Rainer hatte in der Vergangenheit als Gewerkschaftsobmann wiederholt Kritik an Personal- und Leistungsreduktionen durch den KAV geübt.
„Politisch motiviert“
Unterschrieben wurde die Mitarbeiterbeurteilung unter anderem von der ärztlichen Direktorin des Otto-Wagner-Spitals, Barbara Hörnlein, der Ehefrau von Bürgermeister Michael Häupl (SPÖ). Für Unverständnis sorgte die Entscheidung des KAV vor allem deshalb, weil Rainer ein fachlich ausgezeichnetes Dienstzeugnis bescheinigt wurde und seine Abteilung erst vor zwei Monaten einen Antrag auf 13 zusätzliche ärztliche Dienstposten an den KAV stellte. Rainer hat bereits am Dienstag angekündigt, „diese politisch motivierte Kündigung“ juristisch anzufechten.
„Die Identifikation mit den Gesamtinteressen der Stadt beziehungsweise der Dienststelle ist eine Blankoformel, der KAV müsste definieren, was genau damit gemeint ist“, sagt Marhold. Da er das nicht getan habe, und angesichts der gesamten Umstände und Historie in dieser Causa „liegt der Schluss nahe, dass es sich in diesem Fall um eine unzulässige Motivkündigung handelt. Wegen einer Tätigkeit in einer Gewerkschaft – und Asklepios ist definitiv eine Gewerkschaft – darf niemand diskriminiert werden.“ Somit dürfte es Rainer seiner Meinung nach nicht schwer haben, diese Diskriminierung vor Gericht nachzuweisen. „Denn ein Dienstgeber darf sich zwar auf das Recht eines auslaufenden Vertrags berufen, aber diese Berufung darf nicht diskriminierend sein“, betont Marhold.
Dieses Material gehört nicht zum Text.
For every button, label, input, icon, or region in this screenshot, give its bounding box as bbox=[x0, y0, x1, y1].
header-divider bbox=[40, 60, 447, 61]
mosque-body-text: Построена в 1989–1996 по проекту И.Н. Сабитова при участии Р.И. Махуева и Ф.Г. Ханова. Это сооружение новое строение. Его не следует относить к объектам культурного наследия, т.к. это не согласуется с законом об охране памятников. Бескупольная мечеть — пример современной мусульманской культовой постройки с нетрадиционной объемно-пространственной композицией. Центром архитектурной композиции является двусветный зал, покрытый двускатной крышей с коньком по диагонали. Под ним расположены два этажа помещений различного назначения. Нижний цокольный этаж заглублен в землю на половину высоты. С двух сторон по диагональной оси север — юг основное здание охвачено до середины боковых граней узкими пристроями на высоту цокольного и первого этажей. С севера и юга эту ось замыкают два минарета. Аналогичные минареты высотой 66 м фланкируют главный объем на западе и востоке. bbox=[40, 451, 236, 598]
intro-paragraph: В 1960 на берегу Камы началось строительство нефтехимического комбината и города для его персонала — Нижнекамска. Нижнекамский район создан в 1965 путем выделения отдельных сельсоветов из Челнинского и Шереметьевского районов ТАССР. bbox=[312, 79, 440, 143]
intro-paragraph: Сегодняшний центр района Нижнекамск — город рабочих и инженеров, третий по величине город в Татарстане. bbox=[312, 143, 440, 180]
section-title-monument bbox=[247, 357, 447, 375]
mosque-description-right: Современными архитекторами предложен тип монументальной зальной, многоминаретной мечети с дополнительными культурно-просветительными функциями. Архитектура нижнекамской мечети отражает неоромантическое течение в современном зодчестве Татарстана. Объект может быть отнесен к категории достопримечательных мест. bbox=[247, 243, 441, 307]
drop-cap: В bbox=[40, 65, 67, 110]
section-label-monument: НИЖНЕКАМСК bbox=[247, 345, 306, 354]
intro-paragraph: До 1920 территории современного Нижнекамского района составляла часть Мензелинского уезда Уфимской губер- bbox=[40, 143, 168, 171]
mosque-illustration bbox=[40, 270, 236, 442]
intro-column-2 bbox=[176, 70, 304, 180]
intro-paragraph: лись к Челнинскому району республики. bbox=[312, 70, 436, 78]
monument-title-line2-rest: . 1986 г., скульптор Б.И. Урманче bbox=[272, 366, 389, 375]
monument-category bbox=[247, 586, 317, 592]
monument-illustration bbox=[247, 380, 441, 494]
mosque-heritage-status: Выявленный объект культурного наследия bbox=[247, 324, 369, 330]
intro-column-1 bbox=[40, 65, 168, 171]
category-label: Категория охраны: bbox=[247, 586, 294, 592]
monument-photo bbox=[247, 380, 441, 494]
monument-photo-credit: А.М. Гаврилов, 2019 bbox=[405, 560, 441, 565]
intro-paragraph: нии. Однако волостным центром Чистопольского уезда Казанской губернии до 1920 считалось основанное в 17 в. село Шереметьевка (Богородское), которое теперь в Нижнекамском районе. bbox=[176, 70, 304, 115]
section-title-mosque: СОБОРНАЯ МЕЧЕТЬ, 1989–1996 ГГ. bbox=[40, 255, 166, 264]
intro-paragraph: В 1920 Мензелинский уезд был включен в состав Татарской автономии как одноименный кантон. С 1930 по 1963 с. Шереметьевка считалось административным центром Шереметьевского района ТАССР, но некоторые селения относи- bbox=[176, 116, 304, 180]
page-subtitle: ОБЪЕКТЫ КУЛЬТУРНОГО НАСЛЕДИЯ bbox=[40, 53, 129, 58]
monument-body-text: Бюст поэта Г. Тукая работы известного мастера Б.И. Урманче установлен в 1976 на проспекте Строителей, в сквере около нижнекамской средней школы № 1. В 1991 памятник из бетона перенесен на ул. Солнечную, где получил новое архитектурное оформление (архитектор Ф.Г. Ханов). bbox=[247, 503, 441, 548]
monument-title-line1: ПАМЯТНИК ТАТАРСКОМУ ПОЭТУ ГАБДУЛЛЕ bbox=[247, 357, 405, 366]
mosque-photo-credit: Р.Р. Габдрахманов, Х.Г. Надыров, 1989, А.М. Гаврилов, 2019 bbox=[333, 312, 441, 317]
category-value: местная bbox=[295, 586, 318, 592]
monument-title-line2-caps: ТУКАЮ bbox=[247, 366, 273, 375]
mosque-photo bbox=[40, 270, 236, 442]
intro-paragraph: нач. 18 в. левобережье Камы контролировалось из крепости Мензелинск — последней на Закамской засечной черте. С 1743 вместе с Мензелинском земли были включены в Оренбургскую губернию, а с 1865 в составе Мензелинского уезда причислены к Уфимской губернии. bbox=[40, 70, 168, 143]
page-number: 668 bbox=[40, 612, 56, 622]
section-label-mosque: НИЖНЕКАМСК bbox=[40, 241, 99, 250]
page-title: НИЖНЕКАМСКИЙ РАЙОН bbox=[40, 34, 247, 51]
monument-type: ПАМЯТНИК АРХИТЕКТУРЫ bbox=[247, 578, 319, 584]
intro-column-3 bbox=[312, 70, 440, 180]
So dürfe etwa ein Arbeitgeber das Dienstverhältnis mit einer Angestellten im Probemonat jederzeit ohne Angabe von Gründen beenden. „Aber sollte diese Mitarbeiterin schwanger werden, darf die Schwangerschaft nicht als Begründung angeführt werden, den Vertrag aufzulösen oder nicht zu verlängern.“
Wehsely: Kein Kommentar
Gesundheitsstadträtin Sonja Wehsely (SPÖ) war am Dienstag für eine Stellungnahme nicht erreichbar. Sie hat lediglich ausrichten lassen, dass die Entscheidung, ob befristete Dienstverträge im KAV verlängert werden oder nicht, eine Kommission treffe, der Vertreter der Dienstgeber- und Arbeitnehmerseite angehören. Ihr Büro nehme darauf keinen Einfluss und kommentiere diese auch nicht.
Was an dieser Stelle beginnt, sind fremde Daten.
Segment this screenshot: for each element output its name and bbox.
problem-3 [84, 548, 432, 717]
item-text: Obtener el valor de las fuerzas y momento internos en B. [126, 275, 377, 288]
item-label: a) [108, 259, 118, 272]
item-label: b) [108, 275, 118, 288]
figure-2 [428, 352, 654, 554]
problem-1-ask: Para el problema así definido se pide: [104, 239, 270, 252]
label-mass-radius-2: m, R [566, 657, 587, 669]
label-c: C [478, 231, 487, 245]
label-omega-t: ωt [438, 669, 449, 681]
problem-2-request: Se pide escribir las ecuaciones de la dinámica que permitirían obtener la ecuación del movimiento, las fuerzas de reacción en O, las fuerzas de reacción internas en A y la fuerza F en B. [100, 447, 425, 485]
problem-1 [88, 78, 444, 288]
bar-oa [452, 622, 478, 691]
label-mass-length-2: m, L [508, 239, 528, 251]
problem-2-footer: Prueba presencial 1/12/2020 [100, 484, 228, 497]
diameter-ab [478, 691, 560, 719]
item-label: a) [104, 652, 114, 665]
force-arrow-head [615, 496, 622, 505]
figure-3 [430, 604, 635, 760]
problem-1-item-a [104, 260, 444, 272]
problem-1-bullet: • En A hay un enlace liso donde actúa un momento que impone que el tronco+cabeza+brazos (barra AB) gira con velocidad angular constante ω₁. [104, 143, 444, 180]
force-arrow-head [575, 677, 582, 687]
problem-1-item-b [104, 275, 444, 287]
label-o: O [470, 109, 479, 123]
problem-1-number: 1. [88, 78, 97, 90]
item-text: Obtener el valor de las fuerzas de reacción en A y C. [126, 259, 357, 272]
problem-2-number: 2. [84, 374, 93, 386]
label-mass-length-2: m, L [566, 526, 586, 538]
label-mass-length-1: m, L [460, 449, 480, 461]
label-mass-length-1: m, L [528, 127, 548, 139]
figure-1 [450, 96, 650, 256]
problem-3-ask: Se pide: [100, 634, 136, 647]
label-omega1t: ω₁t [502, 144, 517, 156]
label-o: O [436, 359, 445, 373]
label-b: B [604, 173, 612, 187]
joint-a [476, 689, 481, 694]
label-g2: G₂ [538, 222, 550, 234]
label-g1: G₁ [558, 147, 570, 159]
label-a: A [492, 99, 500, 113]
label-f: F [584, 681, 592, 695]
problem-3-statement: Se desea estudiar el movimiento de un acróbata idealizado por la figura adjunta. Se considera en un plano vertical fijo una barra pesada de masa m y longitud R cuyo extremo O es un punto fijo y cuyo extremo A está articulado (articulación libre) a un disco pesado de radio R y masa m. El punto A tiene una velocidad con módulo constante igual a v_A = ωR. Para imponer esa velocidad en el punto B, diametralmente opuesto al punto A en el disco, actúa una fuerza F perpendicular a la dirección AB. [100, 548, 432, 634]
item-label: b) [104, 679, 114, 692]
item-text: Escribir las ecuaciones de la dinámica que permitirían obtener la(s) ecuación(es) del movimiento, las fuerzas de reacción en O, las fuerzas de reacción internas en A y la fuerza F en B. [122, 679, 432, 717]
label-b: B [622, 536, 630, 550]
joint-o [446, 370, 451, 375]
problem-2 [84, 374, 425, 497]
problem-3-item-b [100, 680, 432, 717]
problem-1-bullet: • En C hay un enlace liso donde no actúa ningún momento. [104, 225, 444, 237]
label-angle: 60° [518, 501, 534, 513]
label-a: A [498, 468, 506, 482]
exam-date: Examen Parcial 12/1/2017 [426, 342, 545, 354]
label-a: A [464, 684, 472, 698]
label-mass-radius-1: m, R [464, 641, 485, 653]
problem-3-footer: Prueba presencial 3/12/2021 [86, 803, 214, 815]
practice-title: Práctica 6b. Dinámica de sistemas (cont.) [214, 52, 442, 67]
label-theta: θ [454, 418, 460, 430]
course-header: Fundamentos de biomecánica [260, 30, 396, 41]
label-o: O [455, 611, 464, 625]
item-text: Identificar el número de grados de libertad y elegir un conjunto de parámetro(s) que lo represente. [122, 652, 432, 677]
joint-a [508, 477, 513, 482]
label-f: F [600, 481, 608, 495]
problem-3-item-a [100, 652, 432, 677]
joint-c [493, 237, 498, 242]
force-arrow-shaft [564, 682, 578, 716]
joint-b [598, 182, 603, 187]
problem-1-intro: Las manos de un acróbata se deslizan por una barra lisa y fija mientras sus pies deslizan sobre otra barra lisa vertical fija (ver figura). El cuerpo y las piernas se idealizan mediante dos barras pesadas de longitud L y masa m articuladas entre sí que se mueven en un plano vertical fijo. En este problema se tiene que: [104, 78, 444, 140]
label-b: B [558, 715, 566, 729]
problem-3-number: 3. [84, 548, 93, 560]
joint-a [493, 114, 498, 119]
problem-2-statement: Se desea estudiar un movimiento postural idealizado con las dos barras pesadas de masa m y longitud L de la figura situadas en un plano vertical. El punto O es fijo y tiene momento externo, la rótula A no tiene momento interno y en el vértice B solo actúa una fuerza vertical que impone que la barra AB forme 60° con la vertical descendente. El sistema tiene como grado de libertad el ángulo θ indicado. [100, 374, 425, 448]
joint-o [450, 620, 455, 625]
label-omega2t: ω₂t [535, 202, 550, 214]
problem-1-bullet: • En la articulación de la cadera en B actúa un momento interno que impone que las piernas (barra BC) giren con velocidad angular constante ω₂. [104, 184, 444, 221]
KAV-Generaldirektor Udo Janßen wollte die Causa auf Anfrage ebenfalls nicht kommentieren. In einer schriftlichen Stellungnahme hieß es, dass „als Entscheidungsgrundlage neben der fachlichen Qualifikation auch das Verhalten in Hinblick auf das Klima in der Abteilung und im Unternehmen insgesamt beurteilt wurde“. Und im Fall Rainer habe es „aus Sicht der Kommission Umstände gegeben, die der Fortsetzung des befristeten Dienstverhältnisses entgegen standen“.
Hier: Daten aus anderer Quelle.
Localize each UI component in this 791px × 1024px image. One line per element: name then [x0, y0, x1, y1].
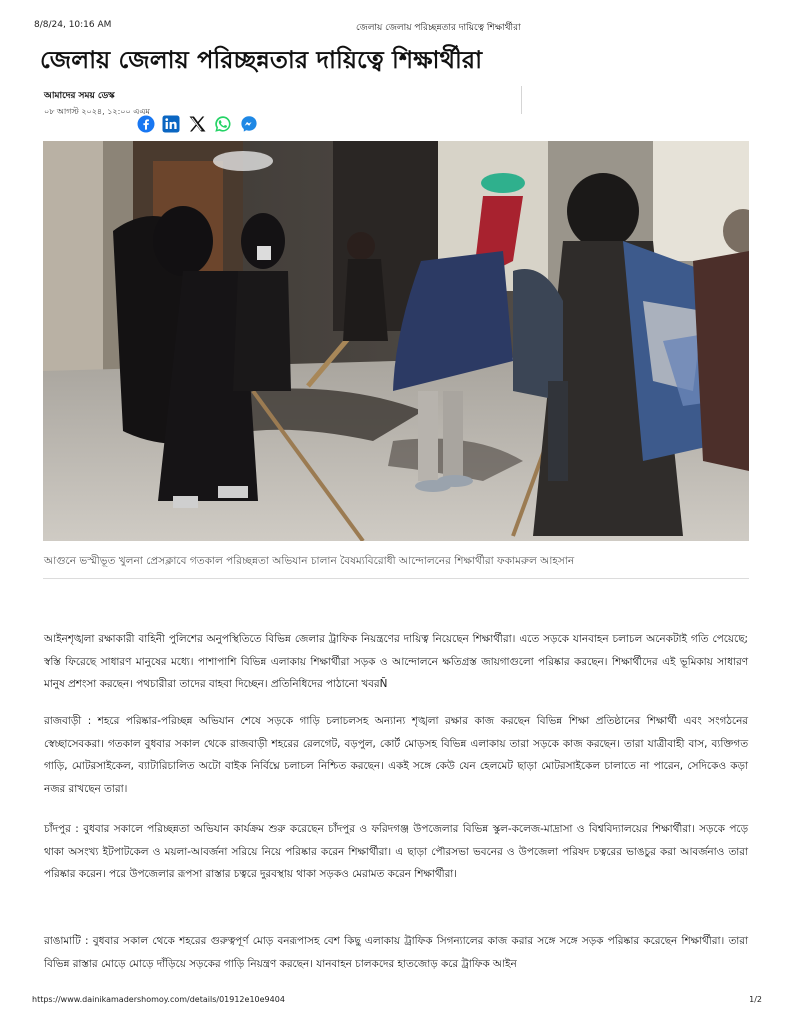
publish-date: ০৮ আগস্ট ২০২৪, ১২:০০ এএম: [44, 107, 150, 116]
article-photo: [43, 141, 749, 541]
whatsapp-icon[interactable]: [214, 115, 232, 133]
article-paragraph: চাঁদপুর : বুধবার সকালে পরিচ্ছন্নতা অভিযান কার্যক্রম শুরু করেছেন চাঁদপুর ও ফরিদগঞ্জ উপজেলার বিভিন্ন স্কুল-কলেজ-মাদ্রাসা ও বিশ্ববিদ্যালয়ের শিক্ষার্থীরা। সড়কে পড়ে থাকা অসংখ্য ইটপাটকেল ও ময়লা-আবর্জনা সরিয়ে নিয়ে পরিষ্কার করেন শিক্ষার্থীরা। এ ছাড়া পৌরসভা ভবনের ও উপজেলা পরিষদ চত্বরের ভাঙচুর করা আবর্জনাও তারা পরিষ্কার করেন। পরে উপজেলার রূপসা রাস্তার চত্বরে দুরবস্থায় থাকা সড়কও মেরামত করেন শিক্ষার্থীরা।: [44, 823, 748, 880]
byline-divider: [521, 86, 522, 114]
print-url: https://www.dainikamadershomoy.com/details/01912e10e9404: [32, 995, 285, 1004]
article-headline: জেলায় জেলায় পরিচ্ছন্নতার দায়িত্বে শিক্ষার্থীরা: [40, 46, 483, 74]
article-paragraph: আইনশৃঙ্খলা রক্ষাকারী বাহিনী পুলিশের অনুপস্থিতিতে বিভিন্ন জেলার ট্রাফিক নিয়ন্ত্রণের দায়িত্ব নিয়েছেন শিক্ষার্থীরা। এতে সড়কে যানবাহন চলাচল অনেকটাই গতি পেয়েছে; স্বস্তি ফিরেছে সাধারণ মানুষের মধ্যে। পাশাপাশি বিভিন্ন এলাকায় শিক্ষার্থীরা সড়ক ও আন্দোলনে ক্ষতিগ্রস্ত জায়গাগুলো পরিষ্কার করছেন। শিক্ষার্থীদের এই ভূমিকায় সাধারণ মানুষ প্রশংসা করছেন। পথচারীরা তাদের বাহবা দিচ্ছেন। প্রতিনিধিদের পাঠানো খবরÑ: [44, 633, 748, 690]
linkedin-icon[interactable]: [162, 115, 180, 133]
author-link[interactable]: আমাদের সময় ডেস্ক: [44, 91, 115, 101]
print-datetime: 8/8/24, 10:16 AM: [34, 20, 112, 30]
print-doc-title: জেলায় জেলায় পরিচ্ছন্নতার দায়িত্বে শিক্ষার্থীরা: [356, 23, 521, 33]
article-paragraph: রাজবাড়ী : শহরে পরিষ্কার-পরিচ্ছন্ন অভিযান শেষে সড়কে গাড়ি চলাচলসহ অন্যান্য শৃঙ্খলা রক্ষার কাজ করছেন বিভিন্ন শিক্ষা প্রতিষ্ঠানের শিক্ষার্থী এবং সংগঠনের স্বেচ্ছাসেবকরা। গতকাল বুধবার সকাল থেকে রাজবাড়ী শহরের রেলগেট, বড়পুল, কোর্ট মোড়সহ বিভিন্ন এলাকায় তারা সড়কে কাজ করছেন। তারা যাত্রীবাহী বাস, ব্যক্তিগত গাড়ি, মোটরসাইকেল, ব্যাটারিচালিত অটো বাইক নির্বিঘ্নে চলাচল নিশ্চিত করছেন। একই সঙ্গে কেউ যেন হেলমেট ছাড়া মোটরসাইকেল চালাতে না পারেন, সেদিকেও কড়া নজর রাখছেন তারা।: [44, 715, 748, 795]
photo-caption: আগুনে ভস্মীভূত খুলনা প্রেসক্লাবে গতকাল পরিচ্ছন্নতা অভিযান চালান বৈষম্যবিরোধী আন্দোলনের শিক্ষার্থীরা ফকামরুল আহসান: [44, 555, 575, 567]
x-icon[interactable]: [188, 115, 206, 133]
article-paragraph: রাঙামাটি : বুধবার সকাল থেকে শহরের গুরুত্বপূর্ণ মোড় বনরূপাসহ বেশ কিছু এলাকায় ট্রাফিক সিগন্যালের কাজ করার সঙ্গে সঙ্গে সড়ক পরিষ্কার করেছেন শিক্ষার্থীরা। তারা বিভিন্ন রাস্তার মোড়ে মোড়ে দাঁড়িয়ে সড়কের গাড়ি নিয়ন্ত্রণ করছেন। যানবাহন চালকদের হাতজোড় করে ট্রাফিক আইন: [44, 935, 748, 970]
print-header: [34, 20, 764, 34]
facebook-icon[interactable]: [137, 115, 155, 133]
caption-divider: [43, 578, 749, 579]
byline: [44, 88, 150, 119]
messenger-icon[interactable]: [240, 115, 258, 133]
page-number: 1/2: [749, 995, 762, 1004]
Der Entscheidung des KAV „nichts beizutragen“ hat Susanne Jonak, Vorsitzende der Hauptgruppe II der für die KAV-Ärzte zuständigen Younion – Die Daseinsgewerkschaft, früher Gewerkschaft der Gemeindebediensteten (GdG). Das sei Sache der Kommission. Innerhalb des KAV gebe es jedes Jahr mehrere Hundert Dienstverträge, die nicht verlängert würden. Und jener von Rainer sei einer davon.